The PF_RING driver was installed with the option creating 2 RSS queues/channels per port
insmod ./ixgbe.ko RSS=2,2,2,2

The default configuration file /etc/masscan/masscan.conf has the following contents:
excludefile = /etc/masscan/exclude.txt
adapter[0] = dna0@0
router-mac[0] = 88-77-66-55-44-33
adapter-ip[0] =
adapter-mac[0] = 00-11-22-33-44-55
adapter[1] = dna0@1
router-mac[1] = 88-77-66-55-44-33
adapter-ip[1] =
adapter-mac[1] = 00-11-22-33-44-55
adapter[2] = dna1@0
router-mac[2] = 88-77-66-55-44-33
adapter-ip[2] =
adapter-mac[2] = 00-11-22-33-44-55
adapter[3] = dna1@1
router-mac[3] = 88-77-66-55-44-33
adapter-ip[3] =
adapter-mac[3] = 00-11-22-33-44-55

What this file does first of all is to specify 3880 "exclude" ranges/addresses. The software has to lookup in this large list for every packet in order to avoid the excluded ranges, which is one of the slowest parts of the system. The more ranges, the slower the lookup. If I don't have this large exclude list, I get 29.76 million packets-per-second -- which is the precise theoretical maximum of dual-port 10-gbps Ethernet. (In other words, it'd be intellectually dishonest to run a benchmark without a large number of excluded ranges).

The second part of this file is configuring the network adapter. Normally under Linux, this network adapter would appear as eth3 and eth4. But, since we've replaced the standard driver with the PF_RING DNA driver, they now appear as dna0 and dna1. Also, since we've created two queues per network adapter, this creates the four virtual adapters dna0@0, dna0@1, dna1@0, dna1@2.

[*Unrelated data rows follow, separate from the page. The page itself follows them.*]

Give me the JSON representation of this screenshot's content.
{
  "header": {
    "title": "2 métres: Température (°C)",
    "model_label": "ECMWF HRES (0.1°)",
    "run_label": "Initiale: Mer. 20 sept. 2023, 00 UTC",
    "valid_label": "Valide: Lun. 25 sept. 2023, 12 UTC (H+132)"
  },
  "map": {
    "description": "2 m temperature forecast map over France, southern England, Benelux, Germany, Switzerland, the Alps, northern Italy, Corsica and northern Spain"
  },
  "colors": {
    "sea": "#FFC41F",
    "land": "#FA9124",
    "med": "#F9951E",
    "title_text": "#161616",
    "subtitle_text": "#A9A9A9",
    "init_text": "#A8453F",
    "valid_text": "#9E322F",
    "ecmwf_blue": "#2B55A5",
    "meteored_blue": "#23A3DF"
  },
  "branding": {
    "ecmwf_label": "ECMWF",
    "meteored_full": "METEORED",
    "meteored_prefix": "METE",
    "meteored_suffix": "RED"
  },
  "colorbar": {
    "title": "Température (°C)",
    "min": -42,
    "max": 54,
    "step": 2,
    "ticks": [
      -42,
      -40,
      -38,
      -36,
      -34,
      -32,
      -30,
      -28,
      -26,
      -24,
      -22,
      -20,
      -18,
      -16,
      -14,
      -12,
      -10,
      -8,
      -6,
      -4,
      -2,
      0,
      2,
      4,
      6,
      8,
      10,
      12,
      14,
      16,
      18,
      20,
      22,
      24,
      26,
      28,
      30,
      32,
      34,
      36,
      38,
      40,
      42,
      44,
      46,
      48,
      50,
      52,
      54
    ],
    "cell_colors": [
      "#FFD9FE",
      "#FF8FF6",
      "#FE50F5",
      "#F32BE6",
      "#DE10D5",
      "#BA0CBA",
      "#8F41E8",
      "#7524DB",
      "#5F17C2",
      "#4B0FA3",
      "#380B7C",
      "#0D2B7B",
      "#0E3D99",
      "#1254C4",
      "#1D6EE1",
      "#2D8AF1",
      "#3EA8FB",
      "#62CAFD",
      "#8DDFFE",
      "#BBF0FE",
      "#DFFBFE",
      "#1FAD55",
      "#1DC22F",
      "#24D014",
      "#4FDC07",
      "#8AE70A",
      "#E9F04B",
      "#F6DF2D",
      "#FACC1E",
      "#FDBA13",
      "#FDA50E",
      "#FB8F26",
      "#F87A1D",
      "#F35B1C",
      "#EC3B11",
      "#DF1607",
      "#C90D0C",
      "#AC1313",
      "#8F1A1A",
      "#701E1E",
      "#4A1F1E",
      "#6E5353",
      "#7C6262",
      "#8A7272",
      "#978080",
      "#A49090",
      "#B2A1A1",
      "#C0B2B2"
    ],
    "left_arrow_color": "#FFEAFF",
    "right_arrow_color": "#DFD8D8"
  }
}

Now that we've configured the network adapters, I used the following options on the command-line:
    This tells the scanner to scan the entire Internet.
  • -p80
    This tells the scanner to look for port 80 (http).
  • --max-rate 30000000
    This tells the scanner to try to transmit at 30 million packets/second.
  • --pfring
    Tells the scanner to use the PF_RING drivers.
Note that things get finicky at 10-gbps. I have a second nearly identical system, with an Ivy Bridge processor instead of Sandy Bridge, but something things are getting throttled to 8 million packets/second (1 thread or 4 threads -- the total limit is the same). My point is that even though I've tried to document as close as possible the exact configuration to replicate this, I can't even replicate correctly on my two systems. It may take some debugging.

Running this at full speeds tends to melt network equipment (switches, routers, firewalls, IPS), so I advise some caution. Or, if you want something that'll stress test network equipment, this is a great tool for that purpose!

If you need help replicating this, drop me a tweet at @ErrataRob.

Real world

The problem is that I don't have a 10-gbps network to test on. My ISP let's me go out to 100,000 packets/second as long as I deal with the abuse complaints, but that's around 44-mbps. If anybody has a fast Internet connection they'd like to run this on, please contact me (such as on Twitter @ErrataRob). Scanning the Internet for port 80 doesn't generate a lot of abuse complaints, though at 10 million packets-per-second, you'll be rapidly hitting any Class A.


Anonymous said...

The encryption trick can be simplified. If you want a range of 0-100 and encryption gives you a range of 0-127, you can just discard the result if it is > 100. That scheme has less than 50% overhead.

But yours is probably more clever :)

Anonymous said...

You can also take a look at recent Quarkslab's libleeloo that deals with IPv4 adress ranges aggregation and randomization : You might also be interested in a blog about the math behind :

Anonymous said...

It's interesting to read about the address randomization approach because I just ran into nearly the same problem in the context of benchmarking a key-value store. I ended up using a similar approach to randomize the ordering of a large set of database operations. I originally wanted to use a block cipher but gave up on it and switched to linear feedback shift registers because of the power-of-two problem but now I might reconsider that. It sounds like if you can use a real block cipher then you must be getting excellent randomness out of it.

Anonymous said...

Your encrypting-an-increasing-series trick has some precedent in Staniford, Paxon and Weaver's "permutation scanning" worms, from "How to 0wn the Internet in your spare time".